The look on my students’ faces was rewarding; it told me I had done my job. It was the final section of the day, and we were discussing skeptical hypotheses. It was their first foray into modern epistemology, and at first they were incredulous.
“Sure,” they thought, “perhaps it is (strictly speaking) possible that I am dreaming, or that I was created five minutes ago with a fake memory, or that I am a brain-in-a-vat, so that I don’t really know all the things I think I know. So what? We have no reason to believe that those scenarios are really true; and they are absurd anyway. Who would be fool enough to talk about them, aside from a philosophy teacher?”
Yet a series of questioning led them to the view that, not only are the hypotheses possible, but there is no way—at any rate no obvious way—to rule them out. Our experience and perceptions, among other things, would be exactly as they are if any of the possibilities were actual.
The students then seemed convinced that something like the following might well be true:
I don’t know that I am not a brain-in-a-vat.
I wrote that proposition down, as numbered, in the middle of the board. But the incredulity remained, almost unabated. The implications were not yet appreciated. Then I wrote upon the board, below the previous proposition, a premiss that made the difference:
If I know that I have hands, then I know that I am not a brain-in-a-vat.

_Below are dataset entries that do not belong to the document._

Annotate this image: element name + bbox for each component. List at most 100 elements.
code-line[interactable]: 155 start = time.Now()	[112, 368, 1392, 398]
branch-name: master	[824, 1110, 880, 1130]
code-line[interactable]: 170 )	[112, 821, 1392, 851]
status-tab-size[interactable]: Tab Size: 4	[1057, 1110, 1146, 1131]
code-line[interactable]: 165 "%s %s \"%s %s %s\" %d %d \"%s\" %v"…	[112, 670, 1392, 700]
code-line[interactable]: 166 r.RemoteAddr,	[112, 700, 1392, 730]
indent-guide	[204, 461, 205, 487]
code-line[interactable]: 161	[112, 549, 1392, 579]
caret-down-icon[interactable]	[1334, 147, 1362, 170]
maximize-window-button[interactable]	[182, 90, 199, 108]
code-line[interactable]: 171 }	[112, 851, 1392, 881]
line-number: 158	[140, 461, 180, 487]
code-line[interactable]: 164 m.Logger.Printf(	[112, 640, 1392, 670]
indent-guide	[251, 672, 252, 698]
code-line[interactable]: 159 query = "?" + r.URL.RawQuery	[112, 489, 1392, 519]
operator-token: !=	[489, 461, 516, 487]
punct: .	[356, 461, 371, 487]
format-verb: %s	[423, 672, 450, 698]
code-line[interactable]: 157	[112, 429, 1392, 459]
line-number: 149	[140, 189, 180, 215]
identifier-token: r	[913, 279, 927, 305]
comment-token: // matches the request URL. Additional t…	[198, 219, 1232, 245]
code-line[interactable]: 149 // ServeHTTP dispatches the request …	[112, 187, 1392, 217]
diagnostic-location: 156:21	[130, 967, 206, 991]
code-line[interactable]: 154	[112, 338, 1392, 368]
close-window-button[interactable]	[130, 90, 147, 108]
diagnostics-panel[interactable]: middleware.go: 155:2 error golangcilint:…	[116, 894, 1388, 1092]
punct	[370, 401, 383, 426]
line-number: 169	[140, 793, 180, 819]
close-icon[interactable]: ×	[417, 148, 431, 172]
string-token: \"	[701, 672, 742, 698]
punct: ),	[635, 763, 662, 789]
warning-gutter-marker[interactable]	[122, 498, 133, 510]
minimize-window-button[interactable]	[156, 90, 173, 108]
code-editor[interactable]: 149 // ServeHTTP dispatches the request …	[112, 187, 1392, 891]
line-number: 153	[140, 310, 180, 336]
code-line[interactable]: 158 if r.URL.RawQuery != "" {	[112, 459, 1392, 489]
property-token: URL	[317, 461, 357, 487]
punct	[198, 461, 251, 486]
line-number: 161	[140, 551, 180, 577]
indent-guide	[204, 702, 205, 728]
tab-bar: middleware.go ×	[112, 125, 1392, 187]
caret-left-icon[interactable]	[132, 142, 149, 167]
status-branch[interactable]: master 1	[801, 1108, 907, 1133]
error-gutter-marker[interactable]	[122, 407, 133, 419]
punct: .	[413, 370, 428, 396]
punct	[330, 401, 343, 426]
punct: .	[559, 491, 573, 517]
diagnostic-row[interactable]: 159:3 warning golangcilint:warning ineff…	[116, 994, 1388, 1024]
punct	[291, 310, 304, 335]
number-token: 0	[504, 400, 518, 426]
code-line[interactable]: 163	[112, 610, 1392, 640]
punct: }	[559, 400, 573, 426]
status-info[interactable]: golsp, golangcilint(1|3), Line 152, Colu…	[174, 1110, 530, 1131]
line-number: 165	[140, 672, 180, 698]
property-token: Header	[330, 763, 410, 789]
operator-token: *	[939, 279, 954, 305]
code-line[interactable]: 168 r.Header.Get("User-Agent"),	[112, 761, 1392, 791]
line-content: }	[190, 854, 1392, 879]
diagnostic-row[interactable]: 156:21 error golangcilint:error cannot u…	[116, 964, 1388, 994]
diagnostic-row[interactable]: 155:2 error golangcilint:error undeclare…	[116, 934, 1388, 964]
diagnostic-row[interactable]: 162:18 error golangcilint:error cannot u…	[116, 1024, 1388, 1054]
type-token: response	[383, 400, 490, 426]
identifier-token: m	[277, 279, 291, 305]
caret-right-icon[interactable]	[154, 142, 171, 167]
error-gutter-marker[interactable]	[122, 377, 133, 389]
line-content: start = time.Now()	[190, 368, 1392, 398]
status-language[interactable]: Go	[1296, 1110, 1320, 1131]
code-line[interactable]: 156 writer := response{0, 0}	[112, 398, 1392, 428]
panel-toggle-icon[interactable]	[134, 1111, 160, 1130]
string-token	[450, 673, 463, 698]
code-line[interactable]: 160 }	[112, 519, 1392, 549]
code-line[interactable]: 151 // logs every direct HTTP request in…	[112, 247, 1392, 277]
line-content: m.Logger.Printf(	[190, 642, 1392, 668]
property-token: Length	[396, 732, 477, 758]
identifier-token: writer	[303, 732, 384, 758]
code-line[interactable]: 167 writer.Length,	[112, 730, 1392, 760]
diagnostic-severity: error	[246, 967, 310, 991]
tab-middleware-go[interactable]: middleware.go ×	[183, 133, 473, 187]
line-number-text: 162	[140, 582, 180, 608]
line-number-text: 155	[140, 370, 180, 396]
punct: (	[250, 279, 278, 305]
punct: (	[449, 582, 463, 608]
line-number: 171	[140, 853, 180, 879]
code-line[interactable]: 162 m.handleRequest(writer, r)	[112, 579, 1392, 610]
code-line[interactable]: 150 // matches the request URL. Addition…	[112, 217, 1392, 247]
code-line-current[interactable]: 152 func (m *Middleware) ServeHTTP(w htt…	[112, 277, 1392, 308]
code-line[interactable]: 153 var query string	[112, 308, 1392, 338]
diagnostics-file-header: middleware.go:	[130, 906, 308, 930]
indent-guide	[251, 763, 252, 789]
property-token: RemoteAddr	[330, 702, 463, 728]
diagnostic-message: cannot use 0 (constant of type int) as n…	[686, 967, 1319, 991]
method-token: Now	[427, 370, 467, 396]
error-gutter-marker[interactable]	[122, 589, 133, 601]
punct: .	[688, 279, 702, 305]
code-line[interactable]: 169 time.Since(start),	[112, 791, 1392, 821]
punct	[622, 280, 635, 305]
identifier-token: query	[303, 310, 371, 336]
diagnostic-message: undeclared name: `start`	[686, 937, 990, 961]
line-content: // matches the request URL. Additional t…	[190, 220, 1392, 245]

I proceeded to write the number three at the bottom, followed by ‘therefore,’ and that’s when I saw it. Before the conclusion was stated, before the consequence was fully drawn out, something clicked. It was a subtle smile, but one of wonder, curiosity, and surprise. Jack, a computer science major, sat back in his chair and nodded with a grin. “What am I about to write?” I asked him. He replied correctly:
Therefore, I don’t know that I have hands.
Everyone knew what it meant. I had talked about modus tollens and other argument forms. And I had already mentioned that the claim that I have hands is but one example of many mundane things we take ourselves to know. Knowledge, nearly all of it, seemed under threat.
You know that look if you are a teacher. It’s why you teach. It signals the light, as it were, coming on. But the important thing was not that the students had to worry about global skepticism. The important thing—the priceless thing—was that they were better able to understand the value of questions like whether knowledge requires certainty and how we are to understand a knowledge that does not. They felt the force of it all. Moreover, they learned that even seemingly innocent propositions can have big implications, and that they must follow the argument wherever it leads. And, if they don’t like where it leads, they must find where it went astray, or else accept the consequence.
The fact that I know I have hands should have had the weight of a counterfactual which serves to show the absurdity of the premise. If I thought I were a brain in a vat, then seeing all those other seemingly intelligent beings - including philosophy teachers - with whom I reason and argue (even about this thought experiment) evidently not in vats, shows me that the notion is absurd.